Martin Shkreli, the now-infamous “Pharma-bro” who once jacked up the price of an all-important HIV/AIDS drug in 2015, is already one of the most hated people in America. Now it looks like his own lawyer, Benjamin Brafman, has joined the ranks. Shkreli is on trial for securities fraud in what has been described as a “Ponzi-like” scheme unrelated to the HIV/AIDS drugs he’s widely despised for.
On Friday, Shkreli spoke to reporters in the middle of the trial, breaking court protocol. When asked after how Brafman felt about that, Shkreli interrupted and said, apparently referring to himself in third person, “He can do whatever he wants.” He smiled widely while his own lawyer took a dimmer view of the situation.
He smiled widely while his own lawyer took a dimmer view of the situation.
“I was stunned that it happened and I’m hoping he doesn’t do it again,” Brafman said. Shkreli maintained his grin as Brafman admonished him.

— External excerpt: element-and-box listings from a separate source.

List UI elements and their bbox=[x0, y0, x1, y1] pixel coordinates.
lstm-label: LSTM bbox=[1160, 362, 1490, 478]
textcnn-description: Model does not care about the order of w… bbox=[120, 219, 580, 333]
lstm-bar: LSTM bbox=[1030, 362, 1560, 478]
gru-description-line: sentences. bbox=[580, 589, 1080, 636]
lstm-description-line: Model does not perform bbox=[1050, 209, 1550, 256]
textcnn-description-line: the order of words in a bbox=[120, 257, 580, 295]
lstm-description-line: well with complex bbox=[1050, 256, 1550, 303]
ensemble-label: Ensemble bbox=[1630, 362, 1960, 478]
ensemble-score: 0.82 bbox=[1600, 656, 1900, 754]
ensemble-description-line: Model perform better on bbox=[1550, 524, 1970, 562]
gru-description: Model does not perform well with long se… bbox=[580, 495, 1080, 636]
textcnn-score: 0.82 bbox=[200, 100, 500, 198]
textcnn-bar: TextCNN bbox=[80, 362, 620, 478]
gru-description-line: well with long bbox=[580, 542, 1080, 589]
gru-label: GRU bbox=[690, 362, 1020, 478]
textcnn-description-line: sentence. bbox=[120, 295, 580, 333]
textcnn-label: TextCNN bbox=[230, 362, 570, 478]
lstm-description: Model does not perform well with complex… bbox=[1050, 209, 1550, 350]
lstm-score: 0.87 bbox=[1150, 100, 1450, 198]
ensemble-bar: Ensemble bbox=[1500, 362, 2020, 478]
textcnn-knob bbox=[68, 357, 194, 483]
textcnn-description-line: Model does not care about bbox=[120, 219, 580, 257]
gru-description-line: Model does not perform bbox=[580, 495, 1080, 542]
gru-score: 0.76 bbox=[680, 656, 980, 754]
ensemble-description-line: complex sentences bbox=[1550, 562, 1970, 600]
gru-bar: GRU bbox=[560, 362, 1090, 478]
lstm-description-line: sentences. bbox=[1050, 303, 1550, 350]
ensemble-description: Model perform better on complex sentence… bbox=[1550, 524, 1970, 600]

Brafman reiterated that it wouldn’t happen again “if he listens to me,” something that Shkreli seems to have a major problem doing.
“I would very much appreciate it if he didn’t talk to the press because sometimes he doesn’t have a filter,” Brafman continued.
Reporters on Twitter expressed sympathy for the beleaguered lawyer, with one saying “Whatever Martin is paying Ben, it’s not enough.”
On Friday, Stephen Colbert used Shkreli as part of his opening monologue, showing footage from Shkreli’s widely blasted testimony before Congress in February 2016, where Shkreli lost eye contact with Congressman Elijah Cummings as the Congressman implored Shkreli to use his leverage to become a patient advocate. Shkreli grinned widely during that lecture, much to widespread public derision.
Colbert went on to note that jury selection had been particularly difficult for Shkreli, with one potential juror saying, “I looked right at him and I knew, that’s a snake.” Owing to his notoriety, Shkreli’s lawyers were having difficulty finding people who didn’t already know about when he raised his HIV/AIDS drug prices.
whatever Martin is paying Ben its not enough https://t.co/Igmw3YUheK— Dan Rosenblum (@sharkbiotech) June 30, 2017
Shrekli’s difficulty with the public stems not only from his price-gouging but his response to the subsequent outcry. Shrekli defended his decision to raise the drug’s price as a normal process for the industry, often shifting the blame from his personal decision to the system in general. It was his wealth-flaunting, however, that caused the most public relations damage, with Shrekli buying up a one-of-a-kind Wu-Tang Clan album and showing it off on social media that generated considerable outrage. But perhaps nothing did more harm than his smile, with numerous outlets highlighting it to his detriment. RawStory named him one of their “most punchable faces of the year” in 2015.